Le « kitsch » pourrait marquer le spectateur dérouté, qui doit s’adapter à la nouvelle forme cinématographique où toutes les attentes sont déjouées pour créer quelque chose de différent, mais qui n’est pas sans rappeler Lynch.
Il y a donc cette forte thématique biblique, évidemment détournée par un Fassbinder fervent communiste. En fait, comme il l’a fait avec le divertissement aliénant, Fassbinder reprend une sauce pour en faire une autre. Ainsi Fassbinder comme dit plus tôt reprend des symboles, des thématiques, des confrontations et des figures purement bibliques (ou qui ont été développées après par différent penseurs). L’équivalent de Jésus (littéralement), le fameux Franz Biberkopf, est un prolétaire proxénète qui a tué sa femme, et dont le désir de rédemption comblé à l’intégrité de l’esprit va en faire un saint. Sa détermination à rester dans le droit chemin, ce qui va non seulement se révéler impossible mais en plus lui offrira un chemin de croix à 3 chutes, permet à Fassbinder de matérialiser avec des symboles simples et connus de tout le déterminisme social. En fait, l’espoir moral à la fin, la rédemption achevée de Franz, devient un message d’espoir pour le prolétariat : il est seul dans l’entrepôt d’usine qu’il surveille, devant une porte par laquelle sort un soleil éblouissant. On peut voir son attente du paradis mérité, de l’Éden détruit pourtant où il a été crucifié, mais aussi l’attente de l’utopie sociale où sa déchéance n’aurait pas pu avoir lieu, ainsi que tous ses malheurs d’avant.

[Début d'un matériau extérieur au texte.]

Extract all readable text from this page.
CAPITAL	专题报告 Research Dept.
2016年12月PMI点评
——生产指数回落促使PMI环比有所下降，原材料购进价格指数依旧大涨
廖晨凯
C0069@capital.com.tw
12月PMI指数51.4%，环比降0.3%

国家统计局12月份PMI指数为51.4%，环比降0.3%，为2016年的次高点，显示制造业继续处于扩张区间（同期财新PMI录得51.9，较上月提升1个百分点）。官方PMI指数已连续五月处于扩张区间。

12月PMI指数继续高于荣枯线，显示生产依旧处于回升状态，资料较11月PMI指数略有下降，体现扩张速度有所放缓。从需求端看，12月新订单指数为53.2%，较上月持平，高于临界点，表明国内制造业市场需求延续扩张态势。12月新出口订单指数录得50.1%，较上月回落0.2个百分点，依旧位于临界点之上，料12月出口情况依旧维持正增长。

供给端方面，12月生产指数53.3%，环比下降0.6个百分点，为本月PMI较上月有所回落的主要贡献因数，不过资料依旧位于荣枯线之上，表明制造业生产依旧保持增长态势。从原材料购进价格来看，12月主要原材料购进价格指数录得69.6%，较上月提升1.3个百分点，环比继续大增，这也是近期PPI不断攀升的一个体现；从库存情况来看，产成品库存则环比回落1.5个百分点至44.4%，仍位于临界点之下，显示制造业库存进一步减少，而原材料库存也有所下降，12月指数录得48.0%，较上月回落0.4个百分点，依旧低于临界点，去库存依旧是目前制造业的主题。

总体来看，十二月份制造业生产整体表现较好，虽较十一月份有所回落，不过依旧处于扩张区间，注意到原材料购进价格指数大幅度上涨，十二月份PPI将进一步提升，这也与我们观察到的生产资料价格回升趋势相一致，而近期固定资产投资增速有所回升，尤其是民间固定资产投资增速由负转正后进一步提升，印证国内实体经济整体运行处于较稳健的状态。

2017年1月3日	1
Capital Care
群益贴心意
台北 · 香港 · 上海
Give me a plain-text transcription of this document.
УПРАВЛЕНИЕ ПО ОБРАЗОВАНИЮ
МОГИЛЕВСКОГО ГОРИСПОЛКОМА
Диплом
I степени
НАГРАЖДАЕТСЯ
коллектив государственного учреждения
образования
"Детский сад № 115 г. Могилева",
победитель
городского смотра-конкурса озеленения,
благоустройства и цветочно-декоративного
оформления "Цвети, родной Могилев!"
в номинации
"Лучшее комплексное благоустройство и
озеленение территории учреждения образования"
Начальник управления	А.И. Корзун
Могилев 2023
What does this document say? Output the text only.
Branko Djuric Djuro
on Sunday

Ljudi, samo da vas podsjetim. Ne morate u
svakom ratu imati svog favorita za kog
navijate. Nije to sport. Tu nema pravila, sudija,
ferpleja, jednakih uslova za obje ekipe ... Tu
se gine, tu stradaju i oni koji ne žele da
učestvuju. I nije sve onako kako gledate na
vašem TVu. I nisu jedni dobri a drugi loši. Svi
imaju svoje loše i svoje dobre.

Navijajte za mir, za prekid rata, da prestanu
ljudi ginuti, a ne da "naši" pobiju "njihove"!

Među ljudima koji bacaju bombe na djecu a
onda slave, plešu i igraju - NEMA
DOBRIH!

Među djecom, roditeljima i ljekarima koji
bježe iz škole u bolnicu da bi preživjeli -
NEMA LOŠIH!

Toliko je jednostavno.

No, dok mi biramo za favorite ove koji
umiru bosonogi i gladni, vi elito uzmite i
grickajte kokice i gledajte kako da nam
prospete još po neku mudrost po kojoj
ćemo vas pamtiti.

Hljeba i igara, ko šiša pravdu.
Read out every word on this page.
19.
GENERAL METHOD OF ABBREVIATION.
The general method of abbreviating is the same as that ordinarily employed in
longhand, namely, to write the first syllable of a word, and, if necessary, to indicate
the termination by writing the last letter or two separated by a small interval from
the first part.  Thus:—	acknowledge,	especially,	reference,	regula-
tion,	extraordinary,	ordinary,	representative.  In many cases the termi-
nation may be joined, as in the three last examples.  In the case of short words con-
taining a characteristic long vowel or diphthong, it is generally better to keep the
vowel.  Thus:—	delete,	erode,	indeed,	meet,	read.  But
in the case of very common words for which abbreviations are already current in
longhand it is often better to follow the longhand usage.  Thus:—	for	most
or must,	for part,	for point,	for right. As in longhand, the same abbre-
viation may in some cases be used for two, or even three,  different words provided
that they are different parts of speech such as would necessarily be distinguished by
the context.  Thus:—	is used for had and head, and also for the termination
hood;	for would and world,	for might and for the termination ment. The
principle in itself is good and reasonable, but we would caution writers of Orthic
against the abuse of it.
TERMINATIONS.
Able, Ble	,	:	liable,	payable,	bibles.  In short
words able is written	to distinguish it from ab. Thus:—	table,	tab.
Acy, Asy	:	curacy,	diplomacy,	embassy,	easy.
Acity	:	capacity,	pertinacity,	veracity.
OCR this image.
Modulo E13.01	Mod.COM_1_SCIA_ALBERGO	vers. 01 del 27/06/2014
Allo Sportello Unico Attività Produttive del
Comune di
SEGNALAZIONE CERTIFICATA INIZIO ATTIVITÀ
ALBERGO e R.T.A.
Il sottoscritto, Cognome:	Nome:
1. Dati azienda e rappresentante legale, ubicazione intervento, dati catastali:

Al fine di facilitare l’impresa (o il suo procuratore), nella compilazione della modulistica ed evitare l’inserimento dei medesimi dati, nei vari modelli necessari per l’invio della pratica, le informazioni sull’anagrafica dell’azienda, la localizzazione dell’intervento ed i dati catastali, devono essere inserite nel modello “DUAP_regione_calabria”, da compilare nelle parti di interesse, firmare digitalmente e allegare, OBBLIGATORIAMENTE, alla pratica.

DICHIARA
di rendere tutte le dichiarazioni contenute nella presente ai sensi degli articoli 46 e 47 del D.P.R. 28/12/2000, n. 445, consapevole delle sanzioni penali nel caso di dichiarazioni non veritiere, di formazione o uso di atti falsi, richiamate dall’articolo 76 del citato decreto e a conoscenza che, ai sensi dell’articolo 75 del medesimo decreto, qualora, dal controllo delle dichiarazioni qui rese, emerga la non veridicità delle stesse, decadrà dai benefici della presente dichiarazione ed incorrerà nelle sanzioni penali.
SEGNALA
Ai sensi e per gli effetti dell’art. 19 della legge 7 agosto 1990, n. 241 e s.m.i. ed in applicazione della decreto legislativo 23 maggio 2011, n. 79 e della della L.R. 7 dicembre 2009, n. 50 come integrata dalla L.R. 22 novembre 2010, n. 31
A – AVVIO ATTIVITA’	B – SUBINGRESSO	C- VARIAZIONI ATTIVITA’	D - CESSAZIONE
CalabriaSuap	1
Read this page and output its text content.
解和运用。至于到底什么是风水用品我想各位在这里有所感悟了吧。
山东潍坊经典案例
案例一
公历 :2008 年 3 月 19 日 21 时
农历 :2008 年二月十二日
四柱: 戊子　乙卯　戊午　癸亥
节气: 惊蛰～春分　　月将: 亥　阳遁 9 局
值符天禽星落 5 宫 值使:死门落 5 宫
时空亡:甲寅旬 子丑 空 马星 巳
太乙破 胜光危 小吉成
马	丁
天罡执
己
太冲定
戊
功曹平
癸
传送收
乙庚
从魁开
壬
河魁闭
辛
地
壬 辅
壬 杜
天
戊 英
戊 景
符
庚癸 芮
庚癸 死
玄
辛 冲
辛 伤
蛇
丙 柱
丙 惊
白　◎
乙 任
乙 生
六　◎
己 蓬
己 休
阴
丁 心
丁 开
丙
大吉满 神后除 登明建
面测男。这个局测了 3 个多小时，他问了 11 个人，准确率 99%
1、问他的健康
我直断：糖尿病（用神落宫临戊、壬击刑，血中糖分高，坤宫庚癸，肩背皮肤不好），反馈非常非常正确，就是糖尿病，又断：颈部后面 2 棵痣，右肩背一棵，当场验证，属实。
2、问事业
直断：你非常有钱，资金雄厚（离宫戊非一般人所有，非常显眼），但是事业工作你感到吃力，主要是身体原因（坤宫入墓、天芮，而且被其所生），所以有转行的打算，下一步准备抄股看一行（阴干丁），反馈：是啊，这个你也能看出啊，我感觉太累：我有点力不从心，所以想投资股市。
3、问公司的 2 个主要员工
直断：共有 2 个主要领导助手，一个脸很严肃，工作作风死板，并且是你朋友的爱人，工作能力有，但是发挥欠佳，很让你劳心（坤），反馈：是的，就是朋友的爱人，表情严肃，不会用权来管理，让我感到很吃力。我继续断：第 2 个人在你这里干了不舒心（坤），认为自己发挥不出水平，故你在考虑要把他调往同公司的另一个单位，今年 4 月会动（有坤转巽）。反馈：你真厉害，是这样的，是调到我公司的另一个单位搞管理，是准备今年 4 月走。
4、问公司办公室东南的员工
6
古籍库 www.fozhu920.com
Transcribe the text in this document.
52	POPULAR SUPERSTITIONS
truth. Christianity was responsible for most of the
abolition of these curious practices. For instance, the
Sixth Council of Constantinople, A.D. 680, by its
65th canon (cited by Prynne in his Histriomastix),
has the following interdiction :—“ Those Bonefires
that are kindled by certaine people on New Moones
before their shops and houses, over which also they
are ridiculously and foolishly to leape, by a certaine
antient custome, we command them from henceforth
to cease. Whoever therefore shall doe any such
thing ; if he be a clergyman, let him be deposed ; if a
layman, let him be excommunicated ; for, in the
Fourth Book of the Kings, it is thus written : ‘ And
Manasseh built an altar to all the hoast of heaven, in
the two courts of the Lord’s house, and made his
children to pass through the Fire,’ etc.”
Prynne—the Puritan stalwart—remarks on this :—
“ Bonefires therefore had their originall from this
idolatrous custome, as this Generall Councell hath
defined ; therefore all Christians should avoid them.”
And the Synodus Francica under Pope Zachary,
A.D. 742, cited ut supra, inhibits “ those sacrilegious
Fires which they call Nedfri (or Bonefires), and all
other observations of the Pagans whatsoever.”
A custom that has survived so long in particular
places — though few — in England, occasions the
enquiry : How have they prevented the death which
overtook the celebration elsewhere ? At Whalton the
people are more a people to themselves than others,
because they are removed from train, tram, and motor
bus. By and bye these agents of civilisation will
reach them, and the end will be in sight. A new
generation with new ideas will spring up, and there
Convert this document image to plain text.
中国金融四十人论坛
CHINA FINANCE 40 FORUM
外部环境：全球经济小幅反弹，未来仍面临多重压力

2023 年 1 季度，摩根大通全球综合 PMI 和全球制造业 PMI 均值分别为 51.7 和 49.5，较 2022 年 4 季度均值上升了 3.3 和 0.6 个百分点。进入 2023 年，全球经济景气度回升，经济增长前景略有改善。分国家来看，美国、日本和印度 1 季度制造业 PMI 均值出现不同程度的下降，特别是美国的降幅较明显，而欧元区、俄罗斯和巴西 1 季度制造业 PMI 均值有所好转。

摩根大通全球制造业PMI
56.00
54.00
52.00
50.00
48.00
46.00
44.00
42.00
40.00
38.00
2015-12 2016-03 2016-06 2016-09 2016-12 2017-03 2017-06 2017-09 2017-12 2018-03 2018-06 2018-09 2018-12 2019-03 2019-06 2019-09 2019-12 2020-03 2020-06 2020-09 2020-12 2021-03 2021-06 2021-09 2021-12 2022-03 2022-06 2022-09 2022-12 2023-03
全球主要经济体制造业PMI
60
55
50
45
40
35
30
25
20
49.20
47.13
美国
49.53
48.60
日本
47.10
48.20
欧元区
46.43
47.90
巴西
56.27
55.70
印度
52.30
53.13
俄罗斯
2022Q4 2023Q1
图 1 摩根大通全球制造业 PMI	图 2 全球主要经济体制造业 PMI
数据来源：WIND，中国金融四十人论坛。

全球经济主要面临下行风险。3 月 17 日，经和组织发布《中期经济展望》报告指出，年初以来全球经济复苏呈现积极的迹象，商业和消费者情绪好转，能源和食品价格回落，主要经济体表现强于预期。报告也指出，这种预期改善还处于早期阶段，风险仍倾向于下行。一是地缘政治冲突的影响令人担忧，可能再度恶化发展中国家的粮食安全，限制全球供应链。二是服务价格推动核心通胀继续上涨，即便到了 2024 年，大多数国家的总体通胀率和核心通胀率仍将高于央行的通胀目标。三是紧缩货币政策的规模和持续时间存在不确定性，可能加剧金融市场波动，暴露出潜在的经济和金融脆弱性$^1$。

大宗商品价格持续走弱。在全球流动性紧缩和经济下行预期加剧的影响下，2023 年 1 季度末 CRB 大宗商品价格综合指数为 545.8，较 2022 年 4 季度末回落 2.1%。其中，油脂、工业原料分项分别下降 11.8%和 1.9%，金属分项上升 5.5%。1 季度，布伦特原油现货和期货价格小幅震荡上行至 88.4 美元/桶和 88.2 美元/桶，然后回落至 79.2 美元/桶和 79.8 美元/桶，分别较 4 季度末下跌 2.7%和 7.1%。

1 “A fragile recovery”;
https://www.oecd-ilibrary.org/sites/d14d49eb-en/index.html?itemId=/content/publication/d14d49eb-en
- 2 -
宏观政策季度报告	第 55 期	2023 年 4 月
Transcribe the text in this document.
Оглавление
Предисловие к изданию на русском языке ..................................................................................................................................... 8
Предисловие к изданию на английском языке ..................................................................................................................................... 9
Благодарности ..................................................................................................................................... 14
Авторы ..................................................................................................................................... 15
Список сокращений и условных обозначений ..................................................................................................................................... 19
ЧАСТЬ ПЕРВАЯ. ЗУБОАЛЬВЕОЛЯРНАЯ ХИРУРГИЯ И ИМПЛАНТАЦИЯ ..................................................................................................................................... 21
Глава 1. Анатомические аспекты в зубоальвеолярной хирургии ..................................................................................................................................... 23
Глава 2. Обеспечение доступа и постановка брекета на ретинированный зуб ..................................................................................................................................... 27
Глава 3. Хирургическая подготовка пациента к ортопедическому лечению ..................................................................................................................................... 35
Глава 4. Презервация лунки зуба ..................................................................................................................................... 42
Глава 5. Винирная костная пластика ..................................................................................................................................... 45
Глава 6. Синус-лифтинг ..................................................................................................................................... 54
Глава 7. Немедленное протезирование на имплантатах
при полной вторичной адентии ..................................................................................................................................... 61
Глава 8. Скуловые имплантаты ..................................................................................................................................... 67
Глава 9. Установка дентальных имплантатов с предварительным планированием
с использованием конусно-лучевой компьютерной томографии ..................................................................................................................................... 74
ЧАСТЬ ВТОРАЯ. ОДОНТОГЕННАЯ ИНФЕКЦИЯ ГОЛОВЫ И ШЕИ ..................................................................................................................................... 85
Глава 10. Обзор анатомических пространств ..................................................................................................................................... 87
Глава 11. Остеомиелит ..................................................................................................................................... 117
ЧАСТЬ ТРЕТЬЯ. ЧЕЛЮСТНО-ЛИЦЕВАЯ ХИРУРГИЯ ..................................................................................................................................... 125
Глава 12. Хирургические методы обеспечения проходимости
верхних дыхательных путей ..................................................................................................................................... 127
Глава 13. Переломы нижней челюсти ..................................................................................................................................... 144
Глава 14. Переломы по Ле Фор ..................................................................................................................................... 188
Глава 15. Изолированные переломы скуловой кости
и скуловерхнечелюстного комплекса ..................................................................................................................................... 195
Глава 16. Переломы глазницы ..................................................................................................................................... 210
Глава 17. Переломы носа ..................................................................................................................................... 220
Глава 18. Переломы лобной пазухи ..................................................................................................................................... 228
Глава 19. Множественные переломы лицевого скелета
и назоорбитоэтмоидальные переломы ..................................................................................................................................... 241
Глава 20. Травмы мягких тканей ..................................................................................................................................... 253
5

Mais comme je viens de le dire, l’Éden a été détruit. Car c’est une œuvre qui comme celle dont elle est adaptée, suinte le pessimisme. La dernière image du film est le meurtre éternel de l’amour le plus pur par le diable, le prolétariat tué par la perfide bourgeoisie. C’est Dieu qui égorge à brebis, et le diable revêt plusieurs faces, tantôt chaleureux (auberge, dialogue entre le Franz « Job » et l’aubergiste « Satan »), tantôt vampire (Reinhold, Lüders), profitant de la classe populaire comme d’une réserve inépuisable de victimes. Ainsi le diable gagne (Reinhold ne perd rien comparé à ses actes), et Dieu abandonne les hommes, et ce sentiment d’abandon se ressent fortement.
Que de choses à dire de plus, mais nous allons en rester là, car le mieux est encore de regarder cette œuvre qui s’inscrit pour au panthéon du cinéma, car si je ne devais en garde qu’une poignée, elle s’y trouverait sans réflexion. Car au-delà d’être sublime et profonde, elle m’a touché dans sa sincérité, et les personnages de Mieze et de Franz dans un premier, puis celui de Reinhold, font partie des plus marquants que j’ai rencontré. J’aime tout ce que fait Fassbinder, tout ce qu’il a touché a un reflet doré, et il trouve ici sa plus grande œuvre.